En effet, il était de tradition que l’armée vous prépare à diverses activités, au nombre desquels se trouvait la conduite automobile. De sorte qu’un jeune appelé « sous les drapeaux », comme on disait alors, apprenait à conduire sans bourse délier. Or on évaluait à cent mille par an le nombre de ceux qui obtenaient leur permis de cette façon. Mais aujourd’hui, cet apprentissage gratuit n’existe plus, et si vous voulez décrocher votre permis de conduire, il faut aller dans une auto-école. Et on a calculé que l’obtention du permis de conduire, tout compris, revient à environ... 2000 euros ! Donc, faute de faire votre service, c’est ce que vous devez désormais sortir de votre poche ou de celle de vos parents.
Conscient du problème, Sarkozy avait proposé qu’au moins le code de la route soit enseigné à l’école et qu’un certificat d’aptitude soit délivré gratuitement.
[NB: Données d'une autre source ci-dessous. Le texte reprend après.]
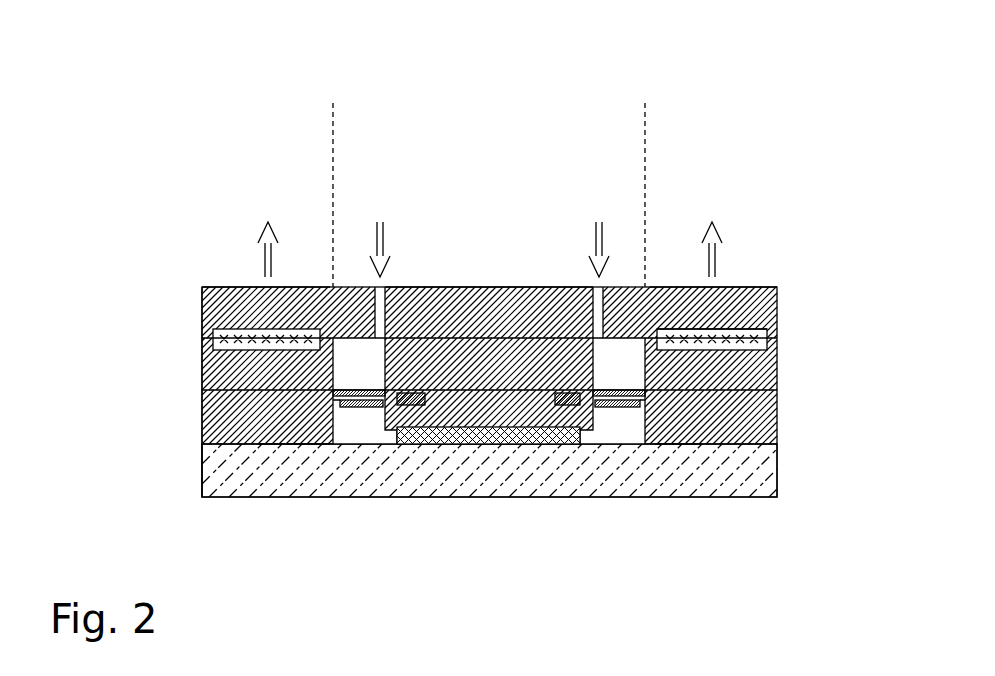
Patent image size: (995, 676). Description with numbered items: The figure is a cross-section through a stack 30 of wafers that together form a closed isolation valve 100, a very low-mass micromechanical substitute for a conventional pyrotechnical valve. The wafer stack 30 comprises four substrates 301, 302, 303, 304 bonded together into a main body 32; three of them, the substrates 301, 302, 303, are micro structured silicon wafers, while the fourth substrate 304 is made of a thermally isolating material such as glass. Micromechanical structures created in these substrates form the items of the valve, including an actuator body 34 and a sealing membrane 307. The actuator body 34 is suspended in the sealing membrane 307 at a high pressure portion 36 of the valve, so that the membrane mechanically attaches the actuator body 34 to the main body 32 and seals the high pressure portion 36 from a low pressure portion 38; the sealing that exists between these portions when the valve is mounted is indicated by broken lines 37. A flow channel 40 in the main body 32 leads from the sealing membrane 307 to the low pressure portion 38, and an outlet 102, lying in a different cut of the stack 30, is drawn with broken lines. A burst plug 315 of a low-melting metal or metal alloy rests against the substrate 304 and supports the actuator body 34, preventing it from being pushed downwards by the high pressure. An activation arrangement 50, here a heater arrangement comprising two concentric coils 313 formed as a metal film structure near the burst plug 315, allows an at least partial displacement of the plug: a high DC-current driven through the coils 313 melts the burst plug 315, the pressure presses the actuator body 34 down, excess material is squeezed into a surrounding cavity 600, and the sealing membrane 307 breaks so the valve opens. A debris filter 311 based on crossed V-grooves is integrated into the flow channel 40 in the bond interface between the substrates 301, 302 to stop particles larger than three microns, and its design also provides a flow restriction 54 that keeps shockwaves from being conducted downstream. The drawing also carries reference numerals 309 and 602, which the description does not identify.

The isolation valve 100 is at (365, 101).
The stack of wafers 30 is at (202, 373).
The main body 32 is at (762, 287).
The actuator body 34 is at (460, 287).
The high pressure portion 36 is at (484, 154).
The broken lines 37 is at (333, 103).
The low pressure portion 38 is at (227, 129).
The flow channel 40 is at (410, 287).
The activation arrangement 50 is at (489, 512).
The flow restriction 54 is at (322, 287).
The outlet 102 is at (245, 287).
The substrate 301 is at (777, 303).
The substrate 302 is at (777, 360).
The substrate 303 is at (777, 410).
The substrate 304 is at (777, 475).
The sealing membrane 307 is at (378, 287).
The adhesive layer 309 is at (260, 450).
The debris filter 311 is at (185, 287).
The coils 313 is at (357, 398).
The burst plug 315 is at (488, 440).
The cavity 600 is at (360, 410).
The bond wire 602 is at (333, 400).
Hollande, lui, a promis un « forfait permis de conduire » aux jeunes qui auront effectué un service civique – ils ne sont pas nombreux, donc cette promesse ne ruinera pas l’État. Et Mélenchon prédisait un permis de conduire gratuit (ça ne lui coûtait rien, il savait qu’il ne serait pas élu), mais « à terme ». Tous ces cadeaux présumés, naturellement, seraient payés par le contribuable : auto-écoles, moniteurs, inspecteurs, matériel, rien de tout cela n’est gratuit, et si l’État le prend en charge, c’est évidemment le contribuable qui paiera... comme il payait quand l’armée se chargeait de cet enseignement.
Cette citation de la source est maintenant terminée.